Vacation rental sites like Airbnb and VRBO staked claims in ski resort areas around the U.S. starting in the early 2000s.
Now Summit County, Utah, has more short-term rentals than any other county in the state, as its tourism, ski terrain and housing costs all have grown too.
County leaders have long thought of short-term rentals as small hotels, just with less regulation.
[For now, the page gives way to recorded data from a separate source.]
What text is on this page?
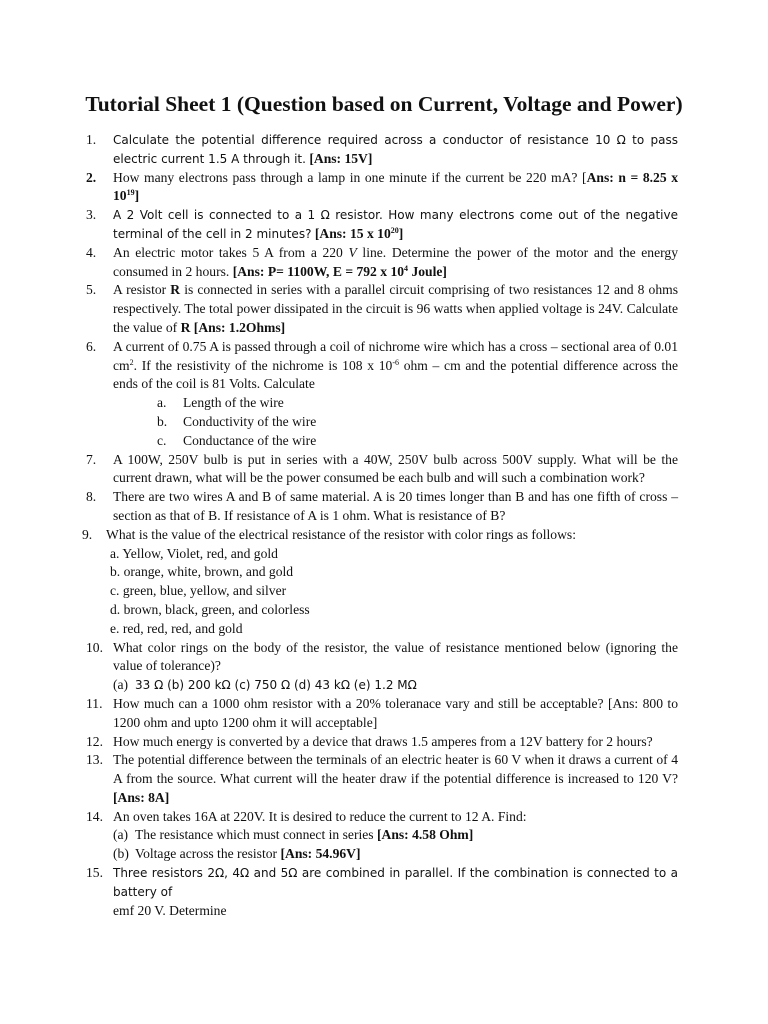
Tutorial Sheet 1 (Question based on Current, Voltage and Power)
1. Calculate the potential difference required across a conductor of resistance 10 Ω to pass electric current 1.5 A through it. [Ans: 15V]
2. How many electrons pass through a lamp in one minute if the current be 220 mA? [Ans: n = 8.25 x $10^{19}$]
3. A 2 Volt cell is connected to a 1 Ω resistor. How many electrons come out of the negative terminal of the cell in 2 minutes? [Ans: 15 x $10^{20}$]
4. An electric motor takes 5 A from a 220 V line. Determine the power of the motor and the energy consumed in 2 hours. [Ans: P= 1100W, E = 792 x $10^4$ Joule]
5. A resistor R is connected in series with a parallel circuit comprising of two resistances 12 and 8 ohms respectively. The total power dissipated in the circuit is 96 watts when applied voltage is 24V. Calculate the value of R [Ans: 1.2Ohms]
6. A current of 0.75 A is passed through a coil of nichrome wire which has a cross – sectional area of 0.01 $cm^2$. If the resistivity of the nichrome is 108 x $10^{-6}$ ohm – cm and the potential difference across the ends of the coil is 81 Volts. Calculate
a. Length of the wire
b. Conductivity of the wire
c. Conductance of the wire
7. A 100W, 250V bulb is put in series with a 40W, 250V bulb across 500V supply. What will be the current drawn, what will be the power consumed be each bulb and will such a combination work?
8. There are two wires A and B of same material. A is 20 times longer than B and has one fifth of cross – section as that of B. If resistance of A is 1 ohm. What is resistance of B?
9. What is the value of the electrical resistance of the resistor with color rings as follows:
a. Yellow, Violet, red, and gold
b. orange, white, brown, and gold
c. green, blue, yellow, and silver
d. brown, black, green, and colorless
e. red, red, red, and gold
10. What color rings on the body of the resistor, the value of resistance mentioned below (ignoring the value of tolerance)?
(a) 33 Ω (b) 200 kΩ (c) 750 Ω (d) 43 kΩ (e) 1.2 MΩ
11. How much can a 1000 ohm resistor with a 20% toleranace vary and still be acceptable? [Ans: 800 to 1200 ohm and upto 1200 ohm it will acceptable]
12. How much energy is converted by a device that draws 1.5 amperes from a 12V battery for 2 hours?
13. The potential difference between the terminals of an electric heater is 60 V when it draws a current of 4 A from the source. What current will the heater draw if the potential difference is increased to 120 V? [Ans: 8A]
14. An oven takes 16A at 220V. It is desired to reduce the current to 12 A. Find:
(a) The resistance which must connect in series [Ans: 4.58 Ohm]
(b) Voltage across the resistor [Ans: 54.96V]
15. Three resistors 2Ω, 4Ω and 5Ω are combined in parallel. If the combination is connected to a battery of
emf 20 V. Determine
But that’s soon to change.
A subcommittee of county staff and councilmembers has drafted “tentative” restrictions.
Lynda Viti, one of Summit County’s civil attorneys, says that might include prohibiting nightly rentals in neighborhoods flagged as potentially unsafe in an emergency.
“We considered whether or not there was a single point of ingress and egress, whether the roads were narrow, twisty, unpaved, whether wayfinding was existent,” Viti said at the June 3 county council meeting. “Some neighborhoods will tell you, ‘This is an emergency evacuation route,’ and some neighborhoods have nothing.”
The neighborhoods being considered for a ban are some of Summit County’s most remote, or mountainous.
They include Summit Park, Timberline, Tollgate Canyon, Stagecoach Estates, Browns Canyon, Lake Rockport Estates, upper Weber Canyon, Samak and parts of Woodland.
Members of the short-term rental subcommittee like Councilmember Tonja Hanson say it’s an issue of health, safety and welfare. Interim Clerk Malena Stevens says tourists don’t do the same due diligence that homebuyers do.
“They're looking at pictures, they don't necessarily have any idea,” Stevens said during the same June 3 discussion. “I think the assumptions are different for people that are residents and inhabiting those areas versus those that are just coming here for a fun weekend.”
Hanson recounted recently visiting areas destroyed by the Palisades Fire near Los Angeles.
“The devastation, house after house after house, just gone,” she said. “And I've thought about those neighborhoods, and Paradise and those places — that can happen here.”
Roger Armstrong is the other councilmember on the subcommittee. As much as he agrees that government should promote health, safety and welfare, he indicated that nightly rental policy is housing policy, too.
“We're losing those units from that stock as people convert them,” Armstrong said. “I've heard more than one story about somebody being frustrated with long term rental and deciding to put something in a short term rental because it just generates more money.”
An early memo staff sent to the Summit County Council in 2022 regarding short-term rentals mentioned both safety and housing affordability issues.
The memo references a 2021 report by The Spectrum newspaper in St. George. Washington County staff are quoted saying that every 10% increase in short-term rentals leads to a 42% increase in rents in a given area.
But Armstrong said Summit County is not rushing to rein in the “boutique hotels,” as he calls them.
“Before people start panicking and figuring that their neighborhoods are set to be restricted from something, those are just general concepts for now,” he said. “There’s a lot of meat to be put on that bone.”
The council agreed to take public comment before it considers voting on new rules for rentals.
Councilmember Megan McKenna reminded residents they can use general public input — every Wendesday council meeting at 6 p.m. — to weigh in, provided the topic isn’t on that day’s agenda.
Summit County is a financial supporter of KPCW.